When it comes to Bank Owned Properties: The rules have changed.

    Who remembers the three rules of Real Estate?

    Location, Location, Location, Right?

    bank owned property timingMaybe… but more likely: Location, Location, and Timing.

    More and more timing is becoming an important aspect in Real Estate, especially in the investment front.  With banks tightening up their grips on the REO inventory and loss mitigation departments honing their skills and processes in the short sale arena, many investors feel they are being squeezed out.

    If you’ve spent any time writing offers on bank owned properties, you’ll feel my pain.  Several weeks ago, we did a little experiment.  We wrote over fourty (yes, 40) offers on REO properties across Spokane and Kootenai counties, all were 70 cents on the dollar (.7 * asking price) or better, all were cash.  How did we fare?

    Zero for Forty.

    Initially, if our offer wasn’t rejected, we received a counteroffer within one or two percent of asking price, hardly a move a seasoned investor would readily jump on.  So we decided to dig.
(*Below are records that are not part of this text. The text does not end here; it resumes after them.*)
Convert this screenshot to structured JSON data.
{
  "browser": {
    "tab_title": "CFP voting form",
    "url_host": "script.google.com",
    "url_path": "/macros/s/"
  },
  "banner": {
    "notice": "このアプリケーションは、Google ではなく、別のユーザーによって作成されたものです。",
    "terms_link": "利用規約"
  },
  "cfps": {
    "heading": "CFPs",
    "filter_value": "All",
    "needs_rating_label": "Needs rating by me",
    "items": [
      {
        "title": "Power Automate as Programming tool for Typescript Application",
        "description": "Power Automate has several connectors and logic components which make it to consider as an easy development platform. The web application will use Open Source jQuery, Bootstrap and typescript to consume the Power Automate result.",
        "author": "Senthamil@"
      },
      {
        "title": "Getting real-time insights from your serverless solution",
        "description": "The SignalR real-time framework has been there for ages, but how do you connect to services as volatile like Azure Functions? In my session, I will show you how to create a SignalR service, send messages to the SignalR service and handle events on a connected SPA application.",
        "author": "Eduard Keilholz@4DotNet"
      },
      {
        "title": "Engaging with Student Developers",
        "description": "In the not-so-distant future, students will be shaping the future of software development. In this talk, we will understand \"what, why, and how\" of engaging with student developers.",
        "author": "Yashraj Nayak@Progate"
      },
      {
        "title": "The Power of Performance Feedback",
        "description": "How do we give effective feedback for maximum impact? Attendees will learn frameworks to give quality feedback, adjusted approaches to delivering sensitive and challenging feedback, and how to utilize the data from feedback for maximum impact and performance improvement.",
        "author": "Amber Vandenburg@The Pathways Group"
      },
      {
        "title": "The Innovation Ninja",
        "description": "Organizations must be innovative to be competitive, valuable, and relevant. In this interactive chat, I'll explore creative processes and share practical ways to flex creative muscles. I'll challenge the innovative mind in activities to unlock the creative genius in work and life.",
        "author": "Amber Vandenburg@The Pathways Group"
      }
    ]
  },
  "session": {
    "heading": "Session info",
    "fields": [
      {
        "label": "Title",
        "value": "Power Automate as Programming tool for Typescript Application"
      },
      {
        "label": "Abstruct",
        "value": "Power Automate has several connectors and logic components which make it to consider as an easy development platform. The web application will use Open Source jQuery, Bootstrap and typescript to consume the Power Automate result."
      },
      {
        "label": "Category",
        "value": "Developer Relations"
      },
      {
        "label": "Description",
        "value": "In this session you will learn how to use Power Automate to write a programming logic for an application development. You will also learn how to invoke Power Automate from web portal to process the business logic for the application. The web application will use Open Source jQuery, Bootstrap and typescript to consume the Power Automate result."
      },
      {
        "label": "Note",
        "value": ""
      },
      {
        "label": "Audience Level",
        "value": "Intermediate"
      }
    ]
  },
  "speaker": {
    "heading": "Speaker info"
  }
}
    Taking a closer look at the inventory that has sold over the past year, versus active inventory on the market – there appears to be a correlation in the timing of the offer in relation to the flexibility of the bank.  What I found is that banks are extremely inflexible in the first thirty to sixty days on the market, and immediately after a price drop.  This period of time is when most investors are alerted to the property either through an automatic alert from their agent or other system of alerting.  Most systems trigger on new inventory and price changes, alerting investors who promptly place offers on these properties, only to be rejected.  I’ve found very few cash investors who were willing to make full price offers on properties; cash talks.  Additionally, I’ve found very few properties worth offering full asking price, especially in the initial thirty to sixty day period.

    So where does that leave us?  If the banks are inherently inflexible immediately after listing or a price drop, and they slowly fade into the sunset, until the next scheduled price drop (usually about 30 days and 5% is the average), the property may go largely unnoticed by active investors until the price is reduced again.  This is where timing becomes important.

    Three timing rules to live by when buying REO’s

    1. For the most part, look at inventory 70 days and older on the MLS.  With all the Government subsidies available for banks in the bail-outs, most banks list their inventory at the high end of the scale in the off chance they will catch that “must have it now” buyer and cash in.  As the property ages on the market, the bank will employ price drops and gauge the response they receive.
    2. Unless the price drop is what you want to pay, don’t get too excited.  The price drop rarely means “get it sold at any cost,” and usually means “okay, that didn’t work, let’s drop another 5% and see what kind of activity we get.”  If they get an offer from you, Mr./Mrs. Ca$h investor within 24 hours of a price drop, at 70 cents on the dollar, they’re going to reject it to see what other interest they will have.   You want to look at inventory that is in days fifteen through thirty after a price drop.
    3. Play the offer until it’s dead. I can’t stress this enough.  Do not be the one to walk away.  Keep submitting a price until the bank rejects the offer.  Persistence pays off, big-time.  If your offer is rejected, plan to resubmit in thirty days.

    As you can see, the timing is extremely important when dealing with bank REO’s, expect a high failure rate, although, I wouldn’t accept zero for forty again, I would be happy with one for ten, or even a little worse. 

    The bottom line is, you can’t buy properties if you don’t write offers.